No young man believes he will ever die. Frederick Buechner has written that the truth of the matter is that in some measure that is true of all men. Intellectually, we all know what we will die, but we do not really know it in the sense that the knowledge becomes part of us. We do not know it in the sense of living as though it were true. On the contrary, we tend to live as though our lives will go on forever. “We spend our lives like drunken sailors,” Buechner says.

By that, I believe Buechner has simply observed the carelessness of our relationships with each other, with creation, and especially with God. We barrel through life, anesthetized and insulated from its demanding truth and raw beauty. It’s as if we get on the freeway of life and never slow down until we’re running on fumes and the engine eventually cuts out. Even the thrill of speed eventually fades as everyone else around us seems intent on matching our pace.

When you consider that you might only have a year to live, little decisions take on added import. That which is frivolous and worldly is seen, correctly, as dispensable. What you say or write actually means something. Life becomes more directive—less a series of chance encounters and more clearly orchestrated by the maestro. When we acknowledge there is indeed a beginning and an end to things, including our lives, we live more gratefully and, one hopes, gracefully. It allows us to spend ourselves on others more extravagantly. In a way that defies logic, the passage of time becomes irrelevant.
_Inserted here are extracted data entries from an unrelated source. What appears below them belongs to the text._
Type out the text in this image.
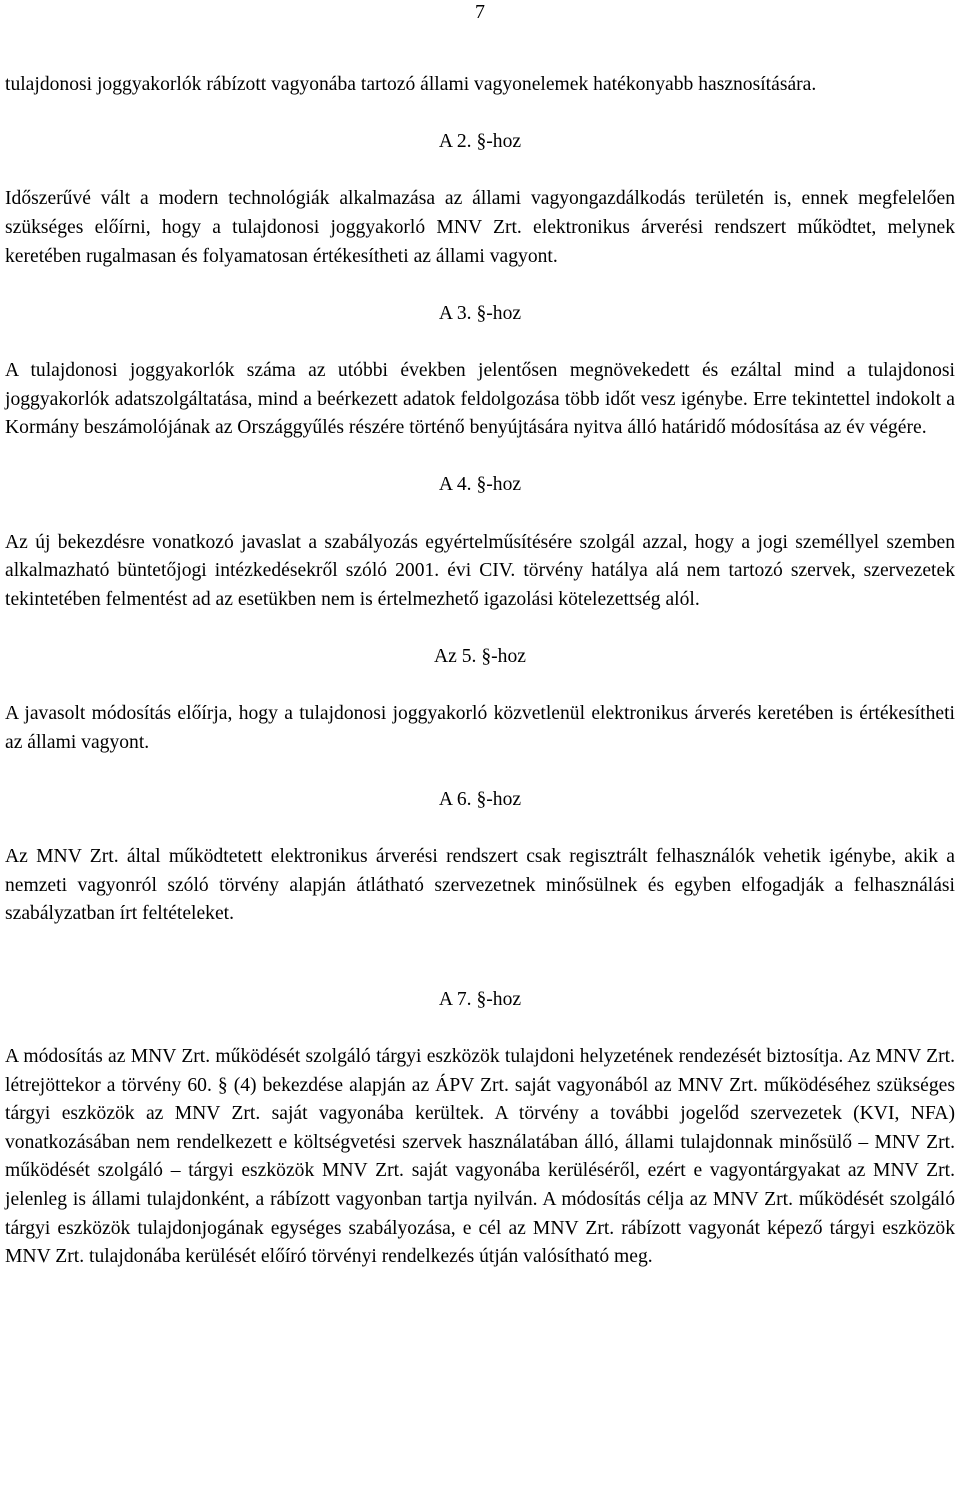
7

tulajdonosi joggyakorlók rábízott vagyonába tartozó állami vagyonelemek hatékonyabb hasznosítására.

A 2. §-hoz

Időszerűvé vált a modern technológiák alkalmazása az állami vagyongazdálkodás területén is, ennek megfelelően szükséges előírni, hogy a tulajdonosi joggyakorló MNV Zrt. elektronikus árverési rendszert működtet, melynek keretében rugalmasan és folyamatosan értékesítheti az állami vagyont.

A 3. §-hoz

A tulajdonosi joggyakorlók száma az utóbbi években jelentősen megnövekedett és ezáltal mind a tulajdonosi joggyakorlók adatszolgáltatása, mind a beérkezett adatok feldolgozása több időt vesz igénybe. Erre tekintettel indokolt a Kormány beszámolójának az Országgyűlés részére történő benyújtására nyitva álló határidő módosítása az év végére.

A 4. §-hoz

Az új bekezdésre vonatkozó javaslat a szabályozás egyértelműsítésére szolgál azzal, hogy a jogi személlyel szemben alkalmazható büntetőjogi intézkedésekről szóló 2001. évi CIV. törvény hatálya alá nem tartozó szervek, szervezetek tekintetében felmentést ad az esetükben nem is értelmezhető igazolási kötelezettség alól.

Az 5. §-hoz

A javasolt módosítás előírja, hogy a tulajdonosi joggyakorló közvetlenül elektronikus árverés keretében is értékesítheti az állami vagyont.

A 6. §-hoz

Az MNV Zrt. által működtetett elektronikus árverési rendszert csak regisztrált felhasználók vehetik igénybe, akik a nemzeti vagyonról szóló törvény alapján átlátható szervezetnek minősülnek és egyben elfogadják a felhasználási szabályzatban írt feltételeket.

A 7. §-hoz

A módosítás az MNV Zrt. működését szolgáló tárgyi eszközök tulajdoni helyzetének rendezését biztosítja. Az MNV Zrt. létrejöttekor a törvény 60. § (4) bekezdése alapján az ÁPV Zrt. saját vagyonából az MNV Zrt. működéséhez szükséges tárgyi eszközök az MNV Zrt. saját vagyonába kerültek. A törvény a további jogelőd szervezetek (KVI, NFA) vonatkozásában nem rendelkezett e költségvetési szervek használatában álló, állami tulajdonnak minősülő – MNV Zrt. működését szolgáló – tárgyi eszközök MNV Zrt. saját vagyonába kerüléséről, ezért e vagyontárgyakat az MNV Zrt. jelenleg is állami tulajdonként, a rábízott vagyonban tartja nyilván. A módosítás célja az MNV Zrt. működését szolgáló tárgyi eszközök tulajdonjogának egységes szabályozása, e cél az MNV Zrt. rábízott vagyonát képező tárgyi eszközök MNV Zrt. tulajdonába kerülését előíró törvényi rendelkezés útján valósítható meg.
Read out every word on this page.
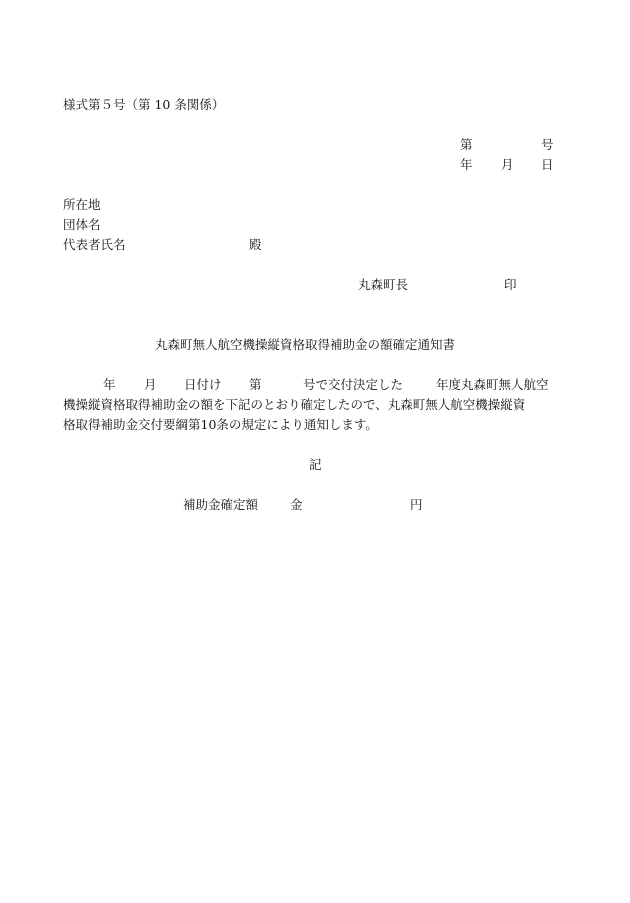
様式第５号（第 10 条関係）
第	号
年 月 日
所在地
団体名
代表者氏名	殿
丸森町長	印
丸森町無人航空機操縦資格取得補助金の額確定通知書
年 月 日付け 第	号で交付決定した	年度丸森町無人航空
機操縦資格取得補助金の額を下記のとおり確定したので、丸森町無人航空機操縦資
格取得補助金交付要綱第10条の規定により通知します。
記
補助金確定額	金	円
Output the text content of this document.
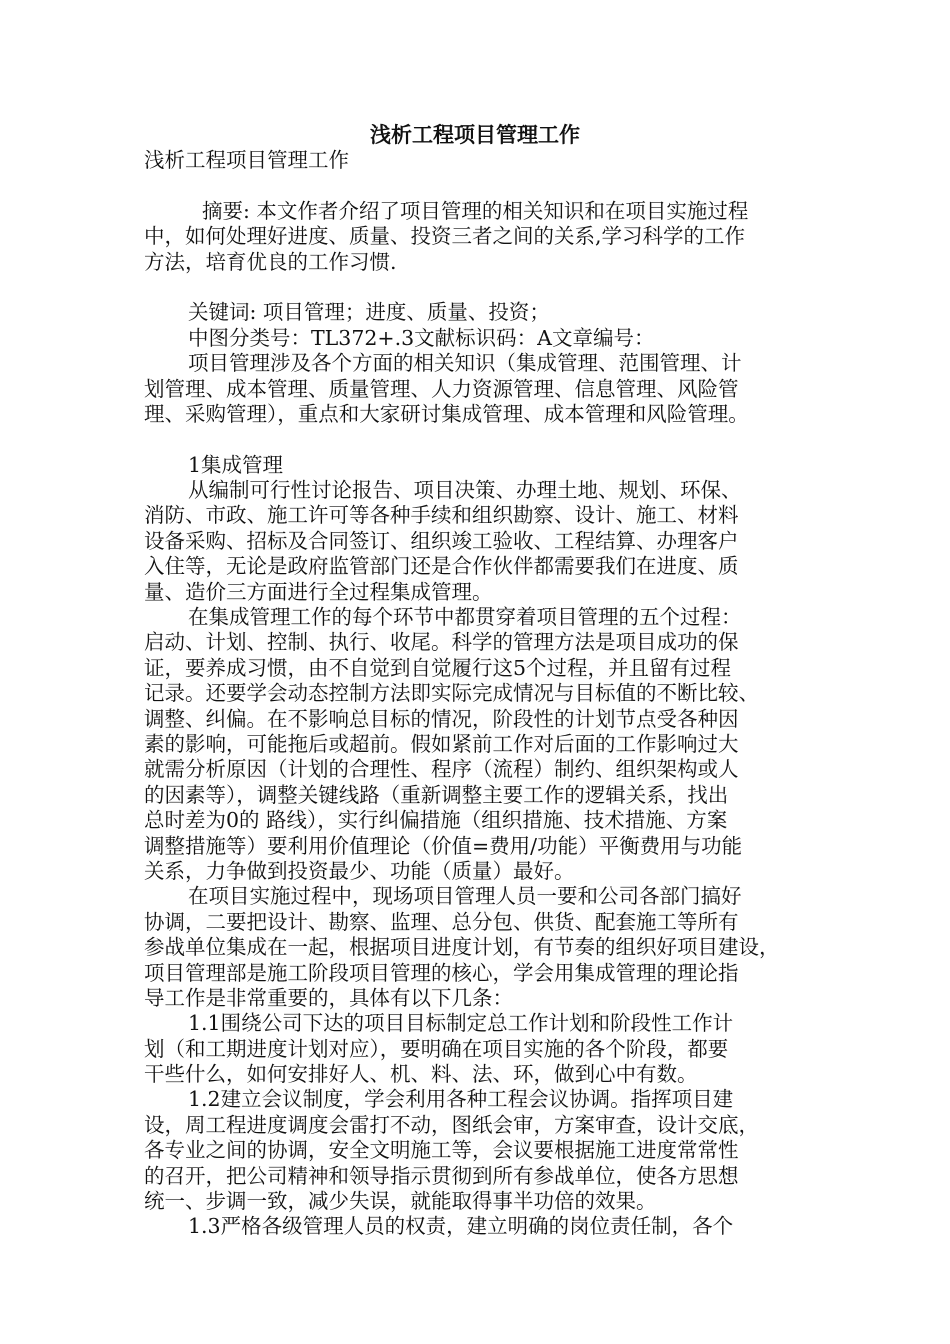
浅析工程项目管理工作
浅析工程项目管理工作
摘要: 本文作者介绍了项目管理的相关知识和在项目实施过程
中，如何处理好进度、质量、投资三者之间的关系,学习科学的工作
方法，培育优良的工作习惯.
关键词: 项目管理；进度、质量、投资；
中图分类号：TL372+.3文献标识码：A文章编号：
项目管理涉及各个方面的相关知识（集成管理、范围管理、计
划管理、成本管理、质量管理、人力资源管理、信息管理、风险管
理、采购管理），重点和大家研讨集成管理、成本管理和风险管理。
1集成管理
从编制可行性讨论报告、项目决策、办理土地、规划、环保、
消防、市政、施工许可等各种手续和组织勘察、设计、施工、材料
设备采购、招标及合同签订、组织竣工验收、工程结算、办理客户
入住等，无论是政府监管部门还是合作伙伴都需要我们在进度、质
量、造价三方面进行全过程集成管理。
在集成管理工作的每个环节中都贯穿着项目管理的五个过程：
启动、计划、控制、执行、收尾。科学的管理方法是项目成功的保
证，要养成习惯，由不自觉到自觉履行这5个过程，并且留有过程
记录。还要学会动态控制方法即实际完成情况与目标值的不断比较、
调整、纠偏。在不影响总目标的情况，阶段性的计划节点受各种因
素的影响，可能拖后或超前。假如紧前工作对后面的工作影响过大
就需分析原因（计划的合理性、程序（流程）制约、组织架构或人
的因素等），调整关键线路（重新调整主要工作的逻辑关系，找出
总时差为0的 路线），实行纠偏措施（组织措施、技术措施、方案
调整措施等）要利用价值理论（价值=费用/功能）平衡费用与功能
关系，力争做到投资最少、功能（质量）最好。
在项目实施过程中，现场项目管理人员一要和公司各部门搞好
协调，二要把设计、勘察、监理、总分包、供货、配套施工等所有
参战单位集成在一起，根据项目进度计划，有节奏的组织好项目建设，
项目管理部是施工阶段项目管理的核心，学会用集成管理的理论指
导工作是非常重要的，具体有以下几条：
1.1围绕公司下达的项目目标制定总工作计划和阶段性工作计
划（和工期进度计划对应），要明确在项目实施的各个阶段，都要
干些什么，如何安排好人、机、料、法、环，做到心中有数。
1.2建立会议制度，学会利用各种工程会议协调。指挥项目建
设，周工程进度调度会雷打不动，图纸会审，方案审查，设计交底，
各专业之间的协调，安全文明施工等，会议要根据施工进度常常性
的召开，把公司精神和领导指示贯彻到所有参战单位，使各方思想
统一、步调一致，减少失误，就能取得事半功倍的效果。
1.3严格各级管理人员的权责，建立明确的岗位责任制，各个
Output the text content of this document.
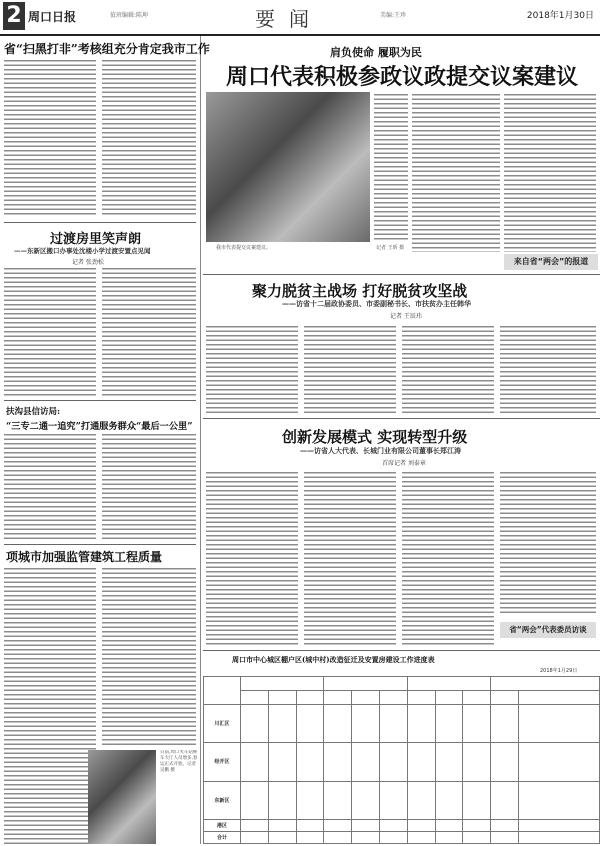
2 周口日报	值班编辑:陈坤	要闻	美编:王珍	2018年1月30日
省“扫黑打非”考核组充分肯定我市工作
过渡房里笑声朗
——东新区搬口办事处沈楼小学过渡安置点见闻
记者 张劲松
扶沟县信访局:
“三专二通一追究”打通服务群众“最后一公里”
项城市加强监管建筑工程质量
日前,周口火车站候车大厅人员增多,春运正式开始。记者 吴鹏 摄
肩负使命 履职为民
周口代表积极参政议政提交议案建议
我市代表提交议案建议。	记者 王昕 摄
来自省“两会”的报道
聚力脱贫主战场 打好脱贫攻坚战
——访省十二届政协委员、市委副秘书长、市扶贫办主任韩华
记者 王辰玮
创新发展模式 实现转型升级
——访省人大代表、长城门业有限公司董事长郑江涛
首席记者 刘泰章
省“两会”代表委员访谈
周口市中心城区棚户区(城中村)改造征迁及安置房建设工作进度表
2018年1月29日

川汇区											
经开区											
东新区											
港区											
合计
I don’t have a bucket list, and I’m not interested in compiling one. As a cancer survivor, I can’t help but think that a year is a good, long stretch of time. I worry sometimes that I’m not doing all that I could be, but then I sit down, take a deep breath and regain my senses. I’ve lived most of my life trying to do more than I could accomplish well. My life on earth will eventually end, and with it will pass all the achievements and regrets that I’ve accumulated. In the meanwhile, in my hypothetical "year," I will live deliberately. I am mindful that life is sweet, and all the more so by remembering that it is also fleeting.

4 comments:

grsmouse said...

Peter,

Thanks for the sermon on Christ and Cancer. It affirms and encourages me to continue in what I believe about suffering and death. It also leads me to conclude that if I knew that I only had a year to live I really believe that I would continue living just as I do now.

God is still in control!

Glenn

wags said...

Thanks for sharing, Peter. If I had a year left I'd spend one day going through your entire blog. You've put good perspective on many important things. You realize, of course, you're committed to doing this blog forever. There's no leaving now.
Keep such insights coming,
Steve

Anonymous said...

Peter, yes I agree with Steve. Reading your post was better than listening to a sermon. Good thoughts and thanks for sharing. Nancy

Anonymous said...

I guess spending the rest of my life checking in with your blog is better than watching Jack Nicholson movies. At least I'll know you're still kicking. If it's not one thing it's another!